Reading up a little on Radio Garden, I came upon an article in the New York Times from 2019, titled ‘Letter of Recommendation’ written by one Rosa Lyster, based in South Africa. I don’t agree with her assessment of the website when she says: “the window it opens onto other places is both exceptionally vivid and exceptionally limited, like looking through a keyhole, so that you’re compelled to start filling in the rest of the picture yourself.” Surely that’s a ‘fault’ (if one even wants to call it that), of the medium of radio itself, not
of Radio Garden.

But I can relate to a childhood memory of hers, of being asked at school to close her eyes, and randomly land her finger on a spinning globe and then attempt to learn as much possible about that geographic location. It’s not something I did at school, but a game I played with myself at the house of a relative who happened to have a very large (also very outdated, with names like Malaya and Tanganyika on it, and no Bangladesh on it) revolving globe in their living room.

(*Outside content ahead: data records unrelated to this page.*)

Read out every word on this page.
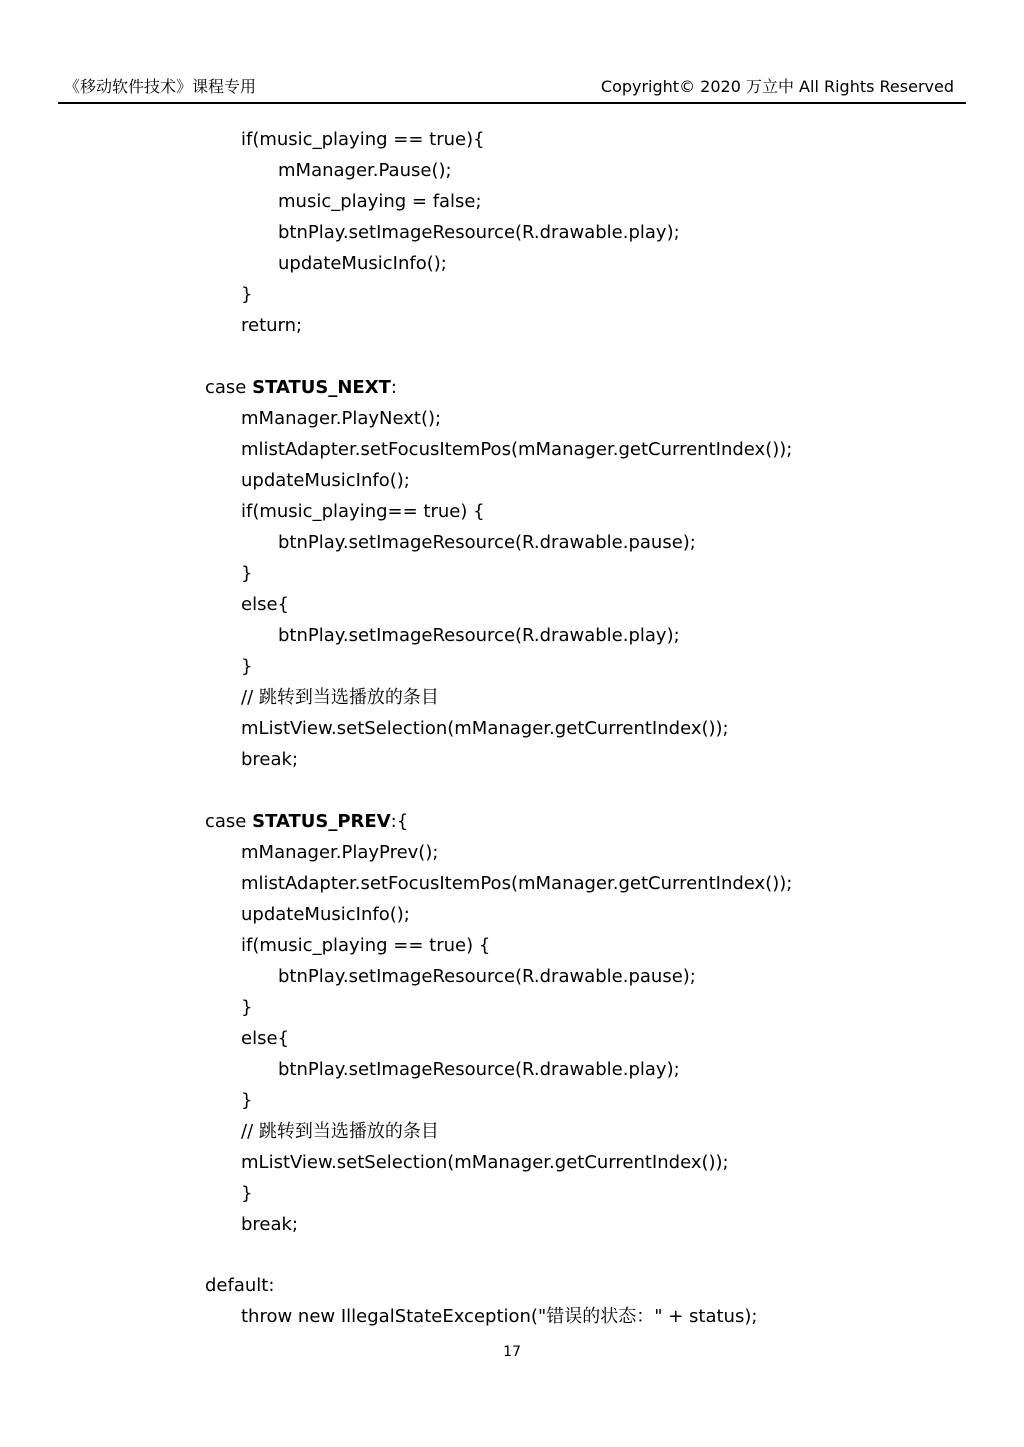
《移动软件技术》课程专用	Copyright© 2020 万立中 All Rights Reserved
if(music_playing == true){
mManager.Pause();
music_playing = false;
btnPlay.setImageResource(R.drawable.play);
updateMusicInfo();
}
return;
case STATUS_NEXT:
mManager.PlayNext();
mlistAdapter.setFocusItemPos(mManager.getCurrentIndex());
updateMusicInfo();
if(music_playing== true) {
btnPlay.setImageResource(R.drawable.pause);
}
else{
btnPlay.setImageResource(R.drawable.play);
}
// 跳转到当选播放的条目
mListView.setSelection(mManager.getCurrentIndex());
break;
case STATUS_PREV:{
mManager.PlayPrev();
mlistAdapter.setFocusItemPos(mManager.getCurrentIndex());
updateMusicInfo();
if(music_playing == true) {
btnPlay.setImageResource(R.drawable.pause);
}
else{
btnPlay.setImageResource(R.drawable.play);
}
// 跳转到当选播放的条目
mListView.setSelection(mManager.getCurrentIndex());
}
break;
default:
throw new IllegalStateException("错误的状态：" + status);
17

Lyster writes that she is “resigned to the reality” that spinning the globe on Radio Garden gives her“that same feeling of being dazzled” (that she felt as a child)“at how much world there is — and how unknowable so many of its corners
will remain.”

But far from resignation, I’m dazzled by the “unknowable”. No matter how many radio stations I listen to, and how often, and how much I read up, and how many documentaries I watch, and how much I manage to travel whenever this blasted lockdown finally lifts, there’ll still be corners of the world left unexplored in a finite lifetime. I think that’s wonderful.